Les pouvoirs des policiers municipaux au coeur d'un projet de loi au Sénat
Amendes, fouilles de véhicules, utilisation de drones... A quelques semaines des élections municipales, le Sénat a commencé mardi l'examen d'un projet de loi élargissant les pouvoirs des policiers municipaux, en première ligne dans la "sécurité du quotidien" face aux incivilités.
Ils sont plus de 28.000 en France à sécuriser les écoles, patrouiller dans les rues, lutter contre les nuisances sonores ou réguler la circulation.
Placés sous l'autorité des maires dans une logique de proximité, les policiers municipaux vont bientôt voir leurs prérogatives étendues, pour adapter leur statut à un rôle de plus en plus incontournable dans les collectivités locales.
Leur cadre législatif remonte en effet à la loi "Chevènement" de 1999, sans réforme d'ampleur depuis.
"La France de 2026 dans les territoires n'a plus rien à voir. La situation est plus violente, plus inquiétante et elle expose les policiers municipaux à des méfaits réels, à la délinquance, au narcotrafic", a expliqué la sénatrice Les Républicains Jacqueline Eustache-Brinio, corapporteure sur ce texte qu'elle perçoit comme une "boîte à outils" à disposition des communes.
Les débats au Sénat devraient se poursuivre jusqu'à mercredi, avant un vote solennel prévu le mardi 10 février. Le projet de loi sera ensuite transmis à l'Assemblée nationale.
L'exécutif s'est grandement nourri, pour bâtir ce texte, du "Beauvau des polices municipales", lancé en avril 2024 après les émeutes en réaction à la mort d'un adolescent de 17 ans, Nahel Merzouk, tué par un policier en juin 2023 dans les Hauts-de-Seine.
Préparé par Gérald Darmanin au ministère de l'Intérieur puis son successeur Bruno Retailleau (redevenu sénateur depuis), désormais repris en main par l'actuel ministre Laurent Nuñez, le projet de loi arrive à point nommé au Parlement, en pleine campagne des municipales, marquée par certains thèmes-clé comme la lutte contre le narcotrafic.
Vente à la sauvette
Ce projet donnera aux policiers municipaux "les moyens de jouer davantage leur rôle de force complémentaire aux forces de sécurité intérieure", a insisté Laurent Nuñez au Sénat, prenant l'exemple de leur "rôle déterminant" durant les Jeux olympiques de Paris 2024.
La mesure phare, qui devrait être adoptée mardi soir, est la création d'un dispositif de police municipale à "compétence judiciaire élargie", facultatif et à la main des communes.

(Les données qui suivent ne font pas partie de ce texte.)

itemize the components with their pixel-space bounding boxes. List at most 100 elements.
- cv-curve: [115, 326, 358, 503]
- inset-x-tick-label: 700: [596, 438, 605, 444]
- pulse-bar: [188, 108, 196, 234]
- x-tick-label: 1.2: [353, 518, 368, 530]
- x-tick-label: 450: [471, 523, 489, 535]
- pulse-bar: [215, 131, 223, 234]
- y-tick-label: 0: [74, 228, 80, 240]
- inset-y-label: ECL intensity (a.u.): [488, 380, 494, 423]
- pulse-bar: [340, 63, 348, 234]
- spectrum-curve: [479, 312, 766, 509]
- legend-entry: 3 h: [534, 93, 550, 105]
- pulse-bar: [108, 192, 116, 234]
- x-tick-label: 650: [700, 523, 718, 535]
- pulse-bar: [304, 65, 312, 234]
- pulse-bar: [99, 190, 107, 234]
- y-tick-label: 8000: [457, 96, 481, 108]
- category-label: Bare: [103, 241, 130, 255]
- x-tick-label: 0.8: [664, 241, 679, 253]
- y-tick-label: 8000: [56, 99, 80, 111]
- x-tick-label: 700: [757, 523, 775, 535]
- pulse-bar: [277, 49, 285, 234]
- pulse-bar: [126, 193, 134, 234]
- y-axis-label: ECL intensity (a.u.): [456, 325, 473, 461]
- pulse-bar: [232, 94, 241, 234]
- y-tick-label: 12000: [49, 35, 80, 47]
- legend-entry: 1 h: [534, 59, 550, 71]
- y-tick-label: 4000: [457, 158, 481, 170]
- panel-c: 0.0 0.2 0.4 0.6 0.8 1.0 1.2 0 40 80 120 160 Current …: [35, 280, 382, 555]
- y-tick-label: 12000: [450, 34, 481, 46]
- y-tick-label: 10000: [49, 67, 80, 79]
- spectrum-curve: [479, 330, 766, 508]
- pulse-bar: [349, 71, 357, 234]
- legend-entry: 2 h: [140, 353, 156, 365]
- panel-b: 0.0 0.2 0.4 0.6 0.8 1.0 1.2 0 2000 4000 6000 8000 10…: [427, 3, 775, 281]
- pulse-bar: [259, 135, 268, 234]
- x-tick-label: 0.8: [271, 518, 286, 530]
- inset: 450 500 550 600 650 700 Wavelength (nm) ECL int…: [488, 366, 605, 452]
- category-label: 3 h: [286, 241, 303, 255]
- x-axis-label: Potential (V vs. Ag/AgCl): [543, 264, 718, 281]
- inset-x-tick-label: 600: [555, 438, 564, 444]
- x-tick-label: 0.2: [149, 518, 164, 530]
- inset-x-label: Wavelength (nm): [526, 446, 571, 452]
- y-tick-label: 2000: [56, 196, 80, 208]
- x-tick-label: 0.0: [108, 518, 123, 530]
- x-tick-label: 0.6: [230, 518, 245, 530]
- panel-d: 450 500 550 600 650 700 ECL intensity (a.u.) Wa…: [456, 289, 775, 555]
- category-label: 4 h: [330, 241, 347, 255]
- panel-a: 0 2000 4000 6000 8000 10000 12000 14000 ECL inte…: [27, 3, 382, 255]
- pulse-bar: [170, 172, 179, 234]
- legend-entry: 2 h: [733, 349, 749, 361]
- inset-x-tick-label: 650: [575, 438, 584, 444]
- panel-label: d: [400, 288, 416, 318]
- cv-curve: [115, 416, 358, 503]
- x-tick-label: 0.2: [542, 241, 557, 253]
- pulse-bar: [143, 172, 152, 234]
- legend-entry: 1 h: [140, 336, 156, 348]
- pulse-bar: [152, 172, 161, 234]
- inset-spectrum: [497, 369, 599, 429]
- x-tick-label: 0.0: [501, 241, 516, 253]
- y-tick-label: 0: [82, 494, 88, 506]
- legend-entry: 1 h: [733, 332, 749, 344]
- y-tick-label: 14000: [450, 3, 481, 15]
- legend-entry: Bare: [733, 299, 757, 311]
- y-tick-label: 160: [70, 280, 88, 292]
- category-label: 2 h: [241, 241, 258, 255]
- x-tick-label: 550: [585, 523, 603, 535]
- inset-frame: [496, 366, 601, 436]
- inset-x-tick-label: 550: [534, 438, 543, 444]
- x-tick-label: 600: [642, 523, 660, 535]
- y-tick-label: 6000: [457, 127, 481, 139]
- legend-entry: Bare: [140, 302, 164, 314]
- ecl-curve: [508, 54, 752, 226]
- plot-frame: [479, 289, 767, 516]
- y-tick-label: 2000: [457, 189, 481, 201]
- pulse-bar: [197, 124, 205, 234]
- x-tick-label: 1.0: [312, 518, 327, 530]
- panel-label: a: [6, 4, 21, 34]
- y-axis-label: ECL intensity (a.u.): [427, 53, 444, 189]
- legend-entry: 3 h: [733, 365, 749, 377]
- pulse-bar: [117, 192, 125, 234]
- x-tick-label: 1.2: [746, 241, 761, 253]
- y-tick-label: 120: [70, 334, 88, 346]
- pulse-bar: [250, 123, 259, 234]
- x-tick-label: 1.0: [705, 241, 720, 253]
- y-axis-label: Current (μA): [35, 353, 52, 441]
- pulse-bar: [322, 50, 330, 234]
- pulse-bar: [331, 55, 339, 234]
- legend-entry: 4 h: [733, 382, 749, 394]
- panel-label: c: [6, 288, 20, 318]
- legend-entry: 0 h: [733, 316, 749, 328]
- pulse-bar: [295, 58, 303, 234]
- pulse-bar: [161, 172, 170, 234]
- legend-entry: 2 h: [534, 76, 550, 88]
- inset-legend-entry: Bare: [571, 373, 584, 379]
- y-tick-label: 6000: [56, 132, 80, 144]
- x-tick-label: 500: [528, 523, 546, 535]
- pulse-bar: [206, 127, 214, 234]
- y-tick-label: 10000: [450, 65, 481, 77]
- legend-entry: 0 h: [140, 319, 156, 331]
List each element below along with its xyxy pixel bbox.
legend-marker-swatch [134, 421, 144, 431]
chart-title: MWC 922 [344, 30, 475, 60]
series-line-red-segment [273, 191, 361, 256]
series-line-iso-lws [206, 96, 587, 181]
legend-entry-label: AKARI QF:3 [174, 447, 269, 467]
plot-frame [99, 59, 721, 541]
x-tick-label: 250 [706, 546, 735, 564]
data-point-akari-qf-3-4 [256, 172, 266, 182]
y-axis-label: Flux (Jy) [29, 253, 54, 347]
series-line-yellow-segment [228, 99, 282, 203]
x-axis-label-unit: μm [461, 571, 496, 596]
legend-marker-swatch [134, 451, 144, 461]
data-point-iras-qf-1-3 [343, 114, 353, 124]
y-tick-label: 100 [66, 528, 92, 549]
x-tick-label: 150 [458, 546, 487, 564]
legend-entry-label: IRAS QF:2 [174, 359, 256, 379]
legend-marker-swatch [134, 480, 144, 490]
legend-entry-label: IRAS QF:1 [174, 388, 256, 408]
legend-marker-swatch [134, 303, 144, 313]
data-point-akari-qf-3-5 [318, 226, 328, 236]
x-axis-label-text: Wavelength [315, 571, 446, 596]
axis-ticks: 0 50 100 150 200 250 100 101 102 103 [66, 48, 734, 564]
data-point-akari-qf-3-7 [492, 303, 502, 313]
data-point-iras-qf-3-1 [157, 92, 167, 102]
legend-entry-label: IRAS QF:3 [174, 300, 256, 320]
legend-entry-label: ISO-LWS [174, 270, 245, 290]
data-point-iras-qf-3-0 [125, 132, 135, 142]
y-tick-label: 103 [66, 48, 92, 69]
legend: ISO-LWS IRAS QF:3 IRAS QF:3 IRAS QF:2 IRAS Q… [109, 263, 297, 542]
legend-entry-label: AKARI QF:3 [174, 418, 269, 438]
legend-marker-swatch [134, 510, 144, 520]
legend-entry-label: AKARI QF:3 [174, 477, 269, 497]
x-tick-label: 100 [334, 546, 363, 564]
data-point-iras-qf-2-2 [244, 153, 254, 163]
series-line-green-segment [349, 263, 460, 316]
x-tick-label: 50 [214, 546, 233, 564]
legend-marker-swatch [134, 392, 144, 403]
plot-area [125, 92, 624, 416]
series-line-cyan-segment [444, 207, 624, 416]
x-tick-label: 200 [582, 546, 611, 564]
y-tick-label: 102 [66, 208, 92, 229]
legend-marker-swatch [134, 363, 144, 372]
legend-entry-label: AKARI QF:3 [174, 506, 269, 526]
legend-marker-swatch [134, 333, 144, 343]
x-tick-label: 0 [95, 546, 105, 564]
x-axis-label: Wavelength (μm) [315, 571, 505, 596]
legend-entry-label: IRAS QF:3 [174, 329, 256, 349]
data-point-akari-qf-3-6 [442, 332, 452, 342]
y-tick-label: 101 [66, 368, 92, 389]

Celles qui choisiraient cette option verraient leurs policiers municipaux dotés de pouvoirs étendus, notamment pour établir des amendes forfaitaires délictuelles (AFD) pour des méfaits du quotidien comme la vente à la sauvette, l'usage de stupéfiants, l'occupation illicite de halls d'immeuble...
Dans l'état actuel du droit, ils n'y sont pas autorisés, ce pouvoir revenant à la police nationale ou à la gendarmerie.

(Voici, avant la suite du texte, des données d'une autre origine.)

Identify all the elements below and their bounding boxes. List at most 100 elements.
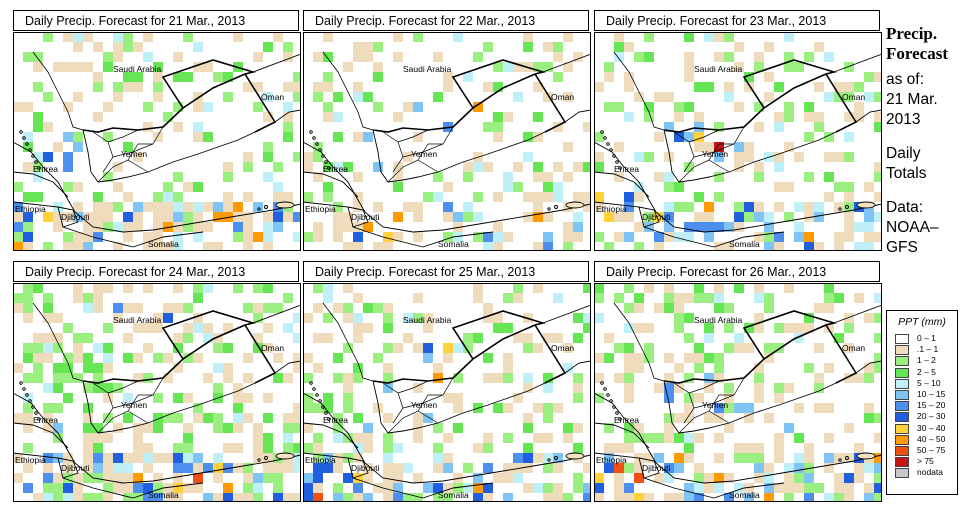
precip-cell [604,242,614,251]
precip-cell [443,232,453,242]
precip-map: Saudi Arabia Oman Yemen Eritrea Ethiopia Djib… [13,32,301,251]
precip-cell [373,483,383,493]
precip-cell [153,62,163,72]
precip-cell [13,102,23,112]
precip-cell [724,303,734,313]
country-label: Djibouti [351,212,379,222]
precip-cell [844,453,854,463]
precip-cell [604,443,614,453]
precip-cell [243,473,253,483]
precip-cell [473,212,483,222]
precip-cell [33,62,43,72]
province-border [417,394,443,412]
precip-cell [764,293,774,303]
precip-cell [543,242,553,251]
precip-cell [794,62,804,72]
precip-cell [864,232,874,242]
province-border [112,126,164,158]
map-frame [594,32,882,251]
coastline-africa [13,392,301,484]
map-svg: Saudi ArabiaOmanYemenEritreaEthiopiaDjib… [13,32,301,251]
precip-cell [333,162,343,172]
precip-cell [323,182,333,192]
precip-cell [784,32,794,42]
border-saudi-yemen [82,73,246,133]
precip-cell [463,72,473,82]
precip-cell [664,423,674,433]
precip-cell [433,443,443,453]
precip-cell [513,393,523,403]
precip-cell [594,393,604,403]
precip-cell [263,343,273,353]
precip-cell [644,343,654,353]
precip-cell [213,383,223,393]
precip-cell [123,493,133,502]
precip-cell [764,473,774,483]
precip-cell [33,122,43,132]
precip-cell [674,493,684,502]
precip-cell [543,373,553,383]
precip-cell [83,443,93,453]
precip-cell [664,172,674,182]
precip-cell [684,32,694,42]
precip-cell [844,212,854,222]
precip-cell [614,172,624,182]
legend-item: 1 – 2 [887,355,957,367]
precip-cell [594,192,604,202]
precip-cell [854,293,864,303]
island [257,207,261,211]
island [547,458,551,462]
country-label: Oman [842,92,865,102]
precip-cell [664,413,674,423]
precip-cell [203,373,213,383]
precip-cell [103,132,113,142]
precip-cell [784,463,794,473]
precip-cell [63,102,73,112]
precip-cell [63,242,73,251]
precip-cell [113,473,123,483]
precip-cell [163,373,173,383]
precip-cell [363,132,373,142]
precip-cell [533,433,543,443]
precip-cell [473,473,483,483]
precip-cell [73,202,83,212]
precip-cell [503,353,513,363]
country-label: Somalia [148,239,179,249]
precip-cell [53,493,63,502]
precip-cell [624,423,634,433]
precip-cell [704,413,714,423]
precip-cell [754,443,764,453]
precip-cell [93,303,103,313]
precip-cell [533,283,543,293]
province-border [693,126,745,158]
precip-cell [433,172,443,182]
precip-cell [43,333,53,343]
precip-cell [463,212,473,222]
precip-cell [403,152,413,162]
precip-cell [674,413,684,423]
precip-cell [513,162,523,172]
precip-cell [403,202,413,212]
precip-cell [664,303,674,313]
precip-cell [563,32,573,42]
precip-cell [203,242,213,251]
precip-cell [493,473,503,483]
precip-cell [473,443,483,453]
map-frame [594,283,882,502]
island [309,381,313,385]
precip-cell [704,293,714,303]
precip-cell [523,42,533,52]
legend-label: 30 – 40 [917,422,946,433]
precip-cell [383,383,393,393]
precip-cell [203,493,213,502]
precip-cell [563,62,573,72]
border-somalia [713,482,785,499]
boundaries [594,51,882,248]
precip-cell [153,493,163,502]
precip-cell [343,222,353,232]
precip-cell [864,373,874,383]
island [312,387,316,391]
precip-cell [724,393,734,403]
precip-cell [634,242,644,251]
precip-cell [624,353,634,363]
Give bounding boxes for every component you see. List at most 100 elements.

Les sénateurs ont renforcé la portée de ce dispositif, ajoutant de nouvelles infractions comme la conduite sans permis ou le port ou le transport d'armes blanches.

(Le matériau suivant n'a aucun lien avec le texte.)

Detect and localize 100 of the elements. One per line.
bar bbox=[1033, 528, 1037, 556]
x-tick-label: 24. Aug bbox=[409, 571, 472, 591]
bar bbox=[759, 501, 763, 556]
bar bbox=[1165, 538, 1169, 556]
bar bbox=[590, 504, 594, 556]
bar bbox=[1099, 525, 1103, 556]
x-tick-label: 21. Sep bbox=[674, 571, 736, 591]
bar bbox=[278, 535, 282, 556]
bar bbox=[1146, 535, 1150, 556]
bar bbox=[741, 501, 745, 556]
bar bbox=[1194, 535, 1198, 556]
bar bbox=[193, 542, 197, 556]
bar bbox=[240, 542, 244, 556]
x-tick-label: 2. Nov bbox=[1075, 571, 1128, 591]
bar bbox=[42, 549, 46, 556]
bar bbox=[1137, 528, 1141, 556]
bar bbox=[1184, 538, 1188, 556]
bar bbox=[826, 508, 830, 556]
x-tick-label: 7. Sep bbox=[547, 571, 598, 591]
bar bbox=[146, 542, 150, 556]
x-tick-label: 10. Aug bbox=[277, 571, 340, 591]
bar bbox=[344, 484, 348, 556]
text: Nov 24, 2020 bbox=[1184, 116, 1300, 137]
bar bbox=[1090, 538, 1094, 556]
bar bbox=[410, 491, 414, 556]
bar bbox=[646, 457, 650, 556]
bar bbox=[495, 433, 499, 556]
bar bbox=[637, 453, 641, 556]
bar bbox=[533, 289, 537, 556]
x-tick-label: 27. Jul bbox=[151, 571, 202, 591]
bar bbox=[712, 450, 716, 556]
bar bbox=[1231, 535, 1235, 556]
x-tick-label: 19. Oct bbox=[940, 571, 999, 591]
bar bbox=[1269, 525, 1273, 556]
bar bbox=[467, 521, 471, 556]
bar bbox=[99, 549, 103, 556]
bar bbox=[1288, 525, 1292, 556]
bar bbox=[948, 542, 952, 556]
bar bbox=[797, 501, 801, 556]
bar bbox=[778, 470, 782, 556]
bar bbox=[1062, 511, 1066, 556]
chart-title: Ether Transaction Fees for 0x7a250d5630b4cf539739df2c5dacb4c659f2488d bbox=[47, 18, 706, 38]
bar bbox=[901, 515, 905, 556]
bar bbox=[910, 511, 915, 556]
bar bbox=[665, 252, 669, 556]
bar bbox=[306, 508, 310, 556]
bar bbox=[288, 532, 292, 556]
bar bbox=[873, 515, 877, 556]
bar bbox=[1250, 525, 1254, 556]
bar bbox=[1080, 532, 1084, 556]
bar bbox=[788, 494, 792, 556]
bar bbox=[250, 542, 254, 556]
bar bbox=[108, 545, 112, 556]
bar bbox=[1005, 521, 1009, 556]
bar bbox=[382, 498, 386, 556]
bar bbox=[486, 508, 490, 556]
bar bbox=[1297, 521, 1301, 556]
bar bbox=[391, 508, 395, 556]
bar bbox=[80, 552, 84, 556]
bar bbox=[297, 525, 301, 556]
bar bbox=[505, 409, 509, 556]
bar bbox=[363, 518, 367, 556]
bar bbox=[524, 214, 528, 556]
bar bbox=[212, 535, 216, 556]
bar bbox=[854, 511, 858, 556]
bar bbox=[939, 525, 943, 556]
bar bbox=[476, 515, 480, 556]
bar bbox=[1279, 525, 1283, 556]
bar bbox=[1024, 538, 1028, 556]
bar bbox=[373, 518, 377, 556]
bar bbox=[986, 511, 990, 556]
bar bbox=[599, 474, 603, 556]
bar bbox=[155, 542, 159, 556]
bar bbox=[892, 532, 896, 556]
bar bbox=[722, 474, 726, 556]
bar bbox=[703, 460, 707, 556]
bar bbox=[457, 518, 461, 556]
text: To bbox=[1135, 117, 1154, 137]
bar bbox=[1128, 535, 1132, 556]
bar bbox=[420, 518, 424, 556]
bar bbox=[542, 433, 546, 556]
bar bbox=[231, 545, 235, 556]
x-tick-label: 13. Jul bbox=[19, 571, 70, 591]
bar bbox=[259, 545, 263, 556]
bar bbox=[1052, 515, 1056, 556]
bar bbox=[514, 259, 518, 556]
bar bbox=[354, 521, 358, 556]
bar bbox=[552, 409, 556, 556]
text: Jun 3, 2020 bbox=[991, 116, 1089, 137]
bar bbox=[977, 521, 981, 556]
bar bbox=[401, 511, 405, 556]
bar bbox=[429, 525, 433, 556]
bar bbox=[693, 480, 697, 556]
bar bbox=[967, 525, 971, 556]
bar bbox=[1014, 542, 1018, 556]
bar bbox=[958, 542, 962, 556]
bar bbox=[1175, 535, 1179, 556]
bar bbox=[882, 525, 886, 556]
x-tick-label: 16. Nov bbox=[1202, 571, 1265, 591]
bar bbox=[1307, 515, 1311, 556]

Contre l'avis du gouvernement qui y voit des prérogatives trop larges, ils ont aussi voté pour autoriser ces agents à procéder à l'inspection visuelle de véhicules en cas de délit flagrant, ou encore à effectuer des contrôles d'identité en cas de soupçons.
Gardes champêtres
Le projet de loi octroie aussi aux policiers municipaux la possibilité d'utiliser des drones, dans des conditions strictes.
L'ensemble de ce régime concerne également les quelque 600 gardes champêtres, qui exercent des fonctions similaires dans les zones les plus rurales.
Si les syndicats de police ont regretté un texte sans volet social ni salarial, il semble promis à un large soutien au Sénat.
"Ce projet de loi prend acte d'une réalité: la délinquance ne connaît plus de frontières administratives", a reconnu le socialiste Hussein Bourgi. Les écologistes et les communistes ont eux émis plus de réserves, craignant des "dérives" dans la judiciarisation du rôle des agents et un poids supplémentaire sur les communes.
"Plutôt que de reconstruire une présence régalienne forte, égale, continue sur tout le territoire, on choisit de faire porter aux collectivités locales la responsabilité de combler les manques de l'Etat", a regretté la présidente des sénateurs communistes, Cécile Cukierman.
La Défenseure des droits, Claire Hédon, avait aussi émis des craintes, s'inquiétant dans un avis d'un "glissement des missions régaliennes de police judiciaire vers des forces locales".